NASA has published the research results of a Hungarian team of astronomers from the Hungarian Academy of Sciences and the Eötvös Loránd University. The study was posted on NASA’s homepage as well as the JPL’s website on exoplanets, 444.hu reports.
The team, led by András Pál, studied the dwarf planet 2007 OR10, the largest known body in the Solar System that does not have an official name. They used data from the Kepler and Herschel space observatories and discovered that the dwarf planet is much larger than originally thought.
The Kepler space telescope was designed to study exoplanets – planets that orbit a star other than the Sun – but it has proven useful in every field of astrophysics. In 2014, it measured the changes in brightness on the OR10 dwarf planet continuously for two weeks. By studying the light and dark features of the surface the scientists determined that the planet takes almost 2 days to complete a spin around its axis. This is surprisingly long compared to the other dwarf planets, which complete their spin in just 6-12 hours.

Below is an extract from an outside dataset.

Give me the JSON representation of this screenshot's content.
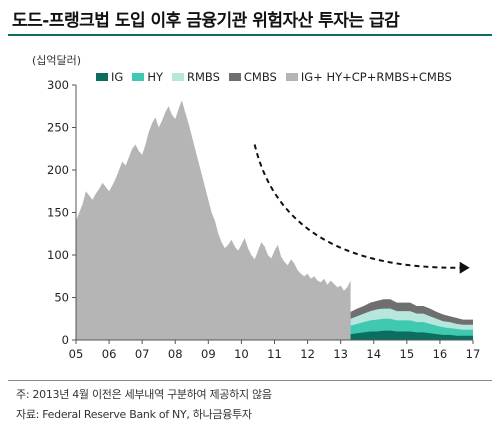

Planets and dwarf planets only reflect a portion of sunlight on a visible wavelength, the other portion is absorbed and sent back out as heat. This was observed in infrared by the Herschel Space Observatory. The ratio of reflected and absorbed light indicates whether the planet is small and bright or big and dark. The Herschel and Kepler data combined, scientists found the latter to be true for the 2007 OR10.
The OR10 is different from other Trans-Neptunian objects in that it is red, while the majority of the other dwarf planets are white and bright, like the heart on Pluto. The OR10 is more similar to the dark areas surrounding the heart; it reflects less than 10% of light but on a much bigger surface than it was estimated before.
While previous studies approximated 1290 km, based on the new studies, the Hungarian team estimates the diameter of the planet to be 1535 km, which makes the 2007 OR10 the third largest dwarf planet after Pluto and Eris.
The difference is significant, since it indicates that the dwarf planet’s gravity is much higher than it was previously estimated. Thus, it is possible that the dwarf planet could keep substances such as carbon-monoxide, nitrogen, and methane frost on its surface. These turn red when they are exposed to large amounts of radiation, giving the dwarf planet its characteristic red colour.